As soon as the enemy fire paused, Glen spun and returned fire. He did not appear to do any better than the Vordan. He missed all three and hit the alien ship instead. “Bad aim,” she said. Glen paused and looked at his gun as if something might be wrong with it.

“Communications array,” Glen responded, absentmindedly. “I don’t want them calling in reinforcements.”

“Too late.” The woman tapped Glen’s shoulder and pointed to the sky. An odd airplane-like vehicle looked to be closing in, fast.

“Cavalry,” Glen said, as he clicked something on the Vordan weapon and turned to fire again. The Vordan that had been creeping up close turned on sight of the oncoming ship. They ran back to their ship. Glen shot the mechanism that would delay their ability to open the door, and in a few seconds, the saucer vehicle came overhead. It emitted a greenish light that encompassed the Vordan ship and everyone around it for twenty yards. Both humans and Vordan in that section of the parking lot collapsed, and Glen grabbed the woman’s hand once more. “Come on,” he said, and this time she came without question.

After a few moments, the plane landed, but it had to crush one car to do it. The only thing the woman could do was gasp. The plane looked much bigger than it appeared in the sky. A door opened in the side and a ramp shot to the ground. A dozen armed people poured out and most headed for the Vordan and their ship. Three headed toward Glen and his woman follower.

“At least these look human,” the woman quipped, but Glen let go of her hand without responding. He reached out and hugged a big, African-American woman and she hugged him right back.

Glen smiled at the greeting but turned his head. “There’s another one by the butter,” he shouted toward the man who was examining the Vordan in the automatic door. The door kept trying to close but opened every time it bumped the body. Glen kissed the black woman on the cheek before he let go and turned to the blond. “You’re a lawyer?”

The woman nodded to the word but her eyes darted around. She gave the impression that all of this suddenly caught up to her and she might be feeling a bit overwhelmed. “Corporate contracts and such.” She managed to say that much.

“Good. My name’s Glen.”

The African-American woman pulled out a thin billfold. “Roberta Brooks, FBI.” She showed her I. D. but the woman lawyer shook her head.
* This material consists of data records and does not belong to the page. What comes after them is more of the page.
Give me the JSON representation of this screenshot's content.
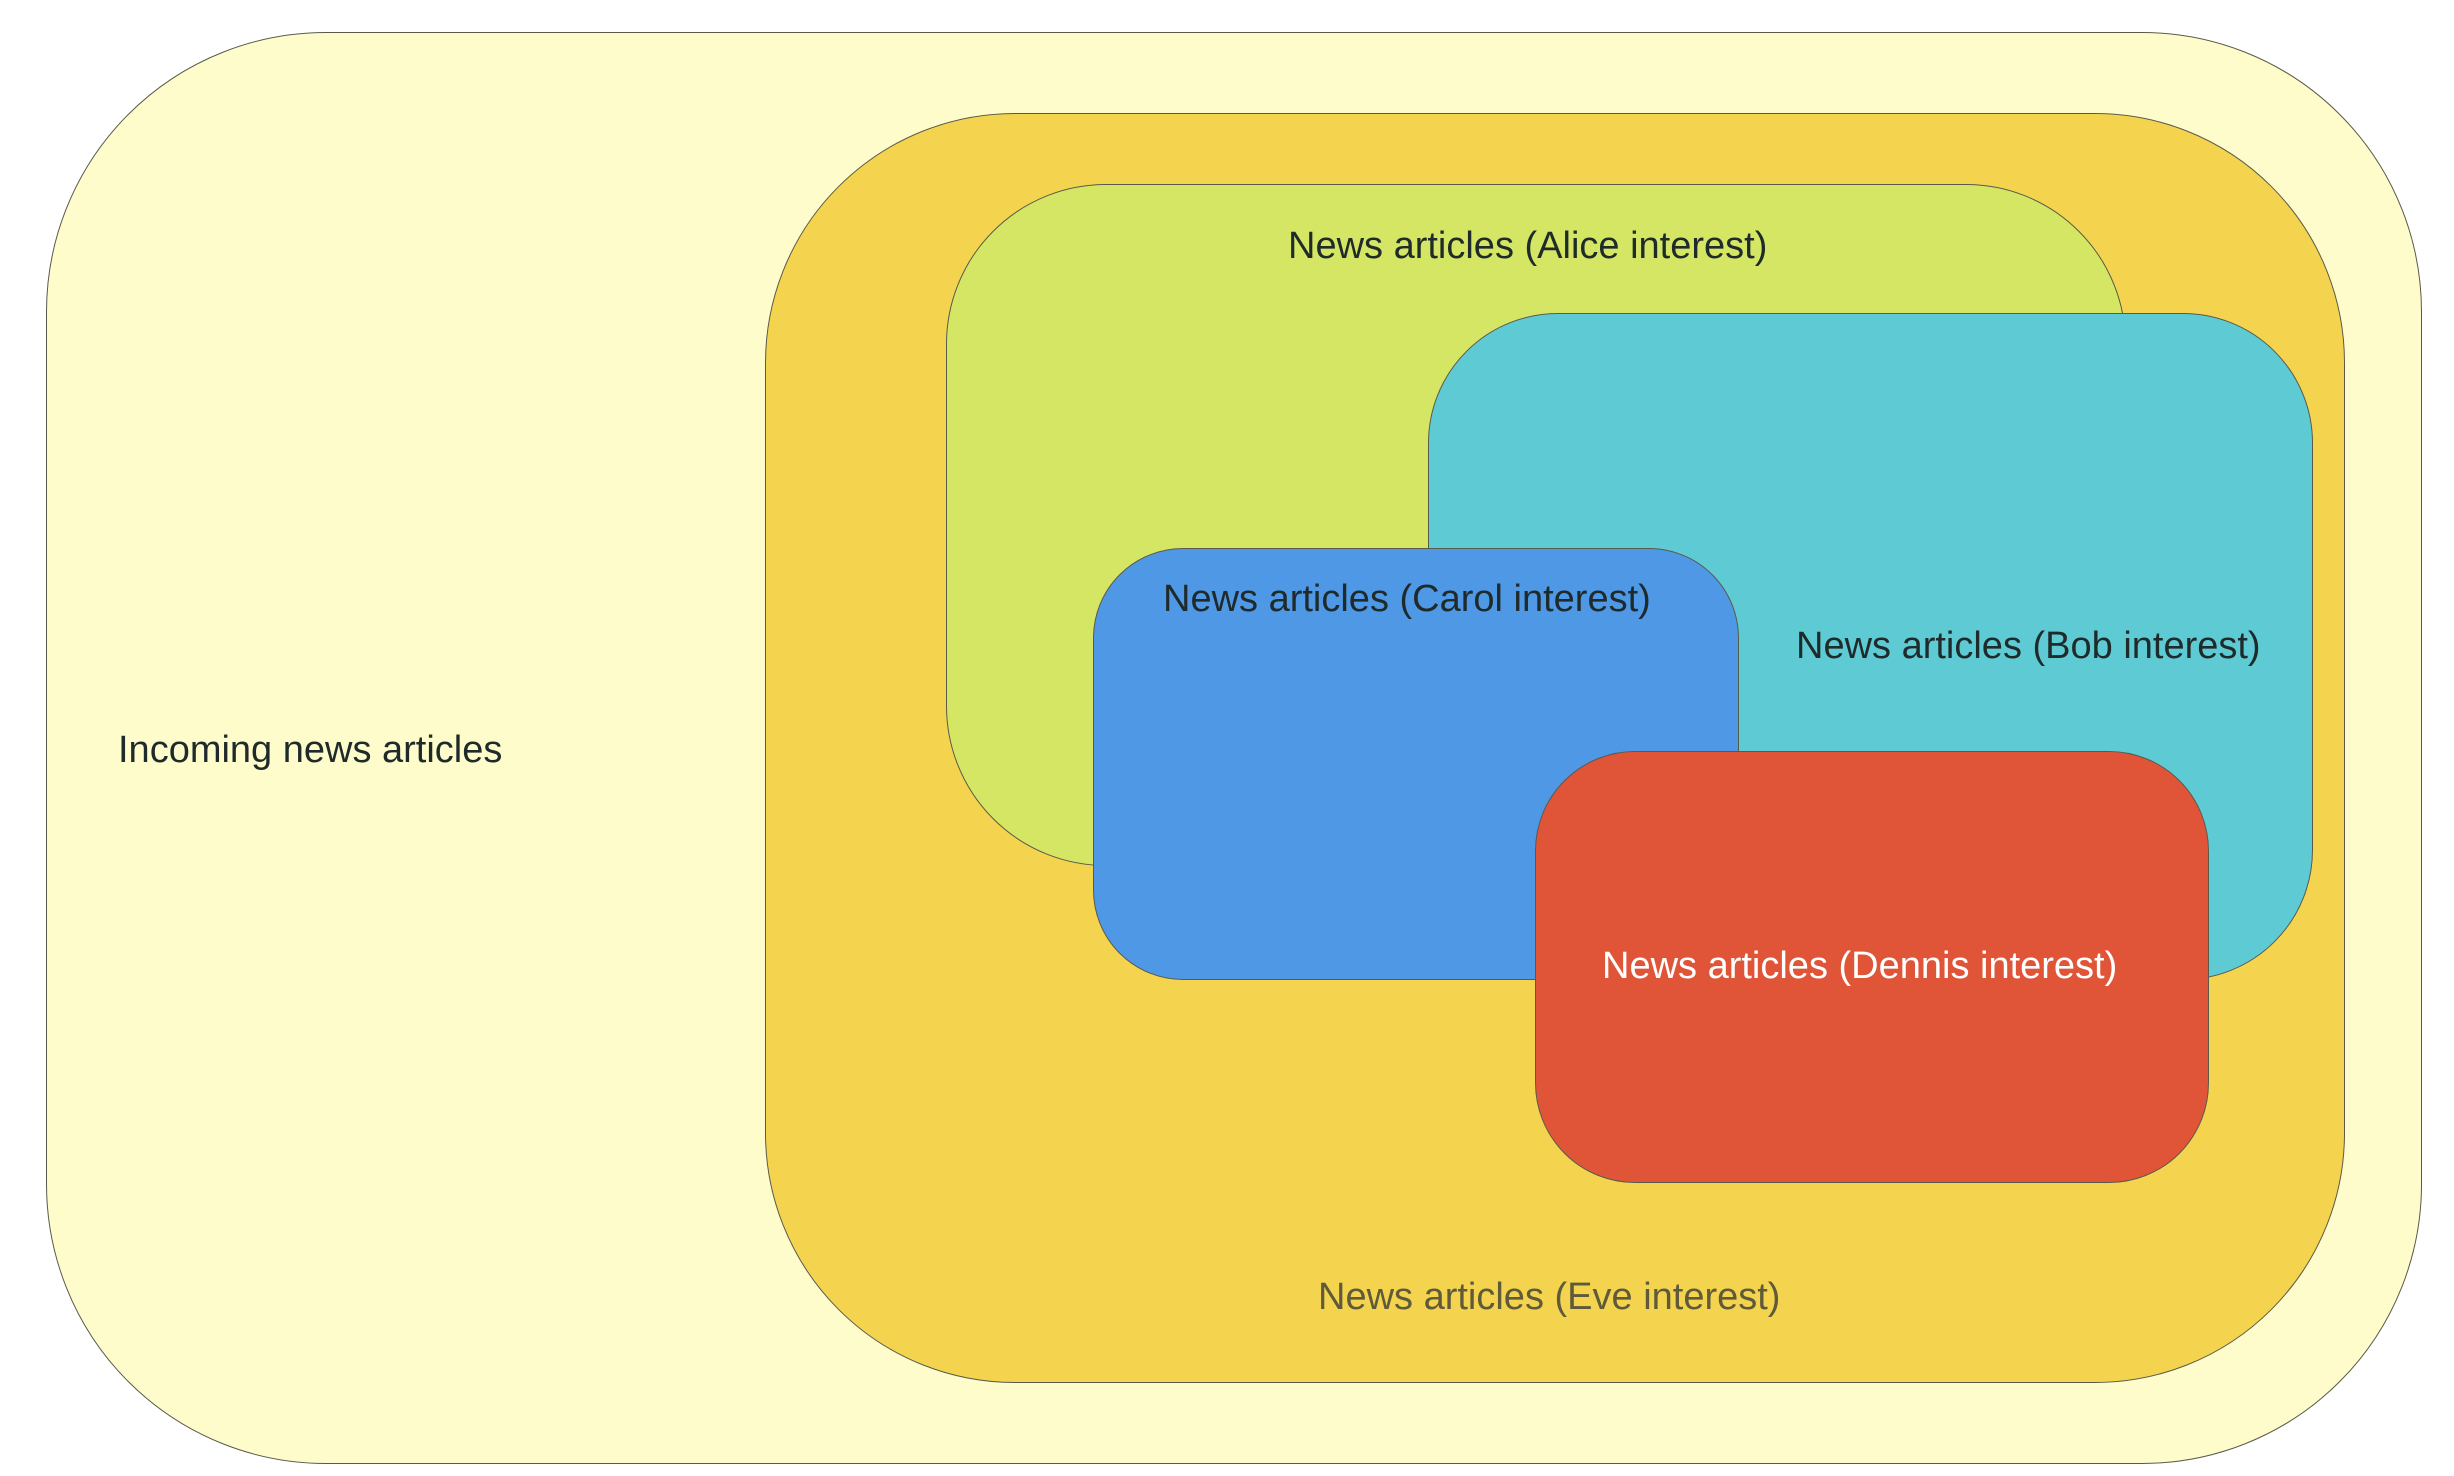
{
  "diagram": {
    "regions": {
      "incoming": {
        "label": "Incoming news articles",
        "color": "#fffccb"
      },
      "eve": {
        "label": "News articles (Eve interest)",
        "color": "#f4d44f"
      },
      "alice": {
        "label": "News articles (Alice interest)",
        "color": "#d4e664"
      },
      "bob": {
        "label": "News articles (Bob interest)",
        "color": "#5ecbd4"
      },
      "carol": {
        "label": "News articles (Carol interest)",
        "color": "#4e98e6"
      },
      "dennis": {
        "label": "News articles (Dennis interest)",
        "color": "#e05538"
      }
    }
  }
}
“The FBI doesn’t have flying saucers.”

“Sanchez is with the State Department.” Ms. Brooks pointed at the man who still worked in the doorway. “Carlson here is with the ATF.”
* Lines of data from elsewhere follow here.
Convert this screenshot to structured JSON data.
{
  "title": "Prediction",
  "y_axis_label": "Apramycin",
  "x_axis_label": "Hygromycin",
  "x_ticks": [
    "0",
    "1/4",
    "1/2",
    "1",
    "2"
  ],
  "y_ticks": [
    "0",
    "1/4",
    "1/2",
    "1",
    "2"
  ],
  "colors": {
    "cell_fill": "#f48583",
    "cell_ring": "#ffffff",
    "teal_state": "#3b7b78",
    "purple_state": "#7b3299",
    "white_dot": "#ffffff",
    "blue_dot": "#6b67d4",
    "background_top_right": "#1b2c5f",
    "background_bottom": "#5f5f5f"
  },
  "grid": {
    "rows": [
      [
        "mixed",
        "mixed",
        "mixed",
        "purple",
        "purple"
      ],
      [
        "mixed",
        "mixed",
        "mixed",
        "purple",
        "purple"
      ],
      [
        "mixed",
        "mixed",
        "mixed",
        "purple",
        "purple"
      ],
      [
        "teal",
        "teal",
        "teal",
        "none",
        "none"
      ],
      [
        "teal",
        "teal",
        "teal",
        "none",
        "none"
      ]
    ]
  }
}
Glen handed Carlson his car keys. “Glad you didn’t crush my car. It’s that silver Ford. Tell my wife I’ll be late for supper, will you?” Carlson looked briefly at the black woman. She nodded her head and Carlson smiled.

“I’m only sorry I’ll miss it,” Carlson said, as he headed toward Glen’s car.

Glen returned the smile as he once again took the pretty blond by the hand. He began to pull her forward as he and Ms. Brooks started toward the ramp and the saucer. “So, Bobbi, what are the Vordan doing here?” Glen asked.

“Vordan?” Ms. Brooks said the word as if tasting it for the first time. “We did not even know who they were. You tell me.”

“Mister Smith not around?”

“No, and that concerns us as well. There are three battleships on the dark side of the moon, and we only found out that much by accident. Normally, Mister Smith shows up with that kind of information, but no one has seen him.”

“Can’t be time for…” Glen stopped walking. Clearly, he did not finish his sentence. “Still, this is a Kargill planet by treaty. The Vordan have no business being here.”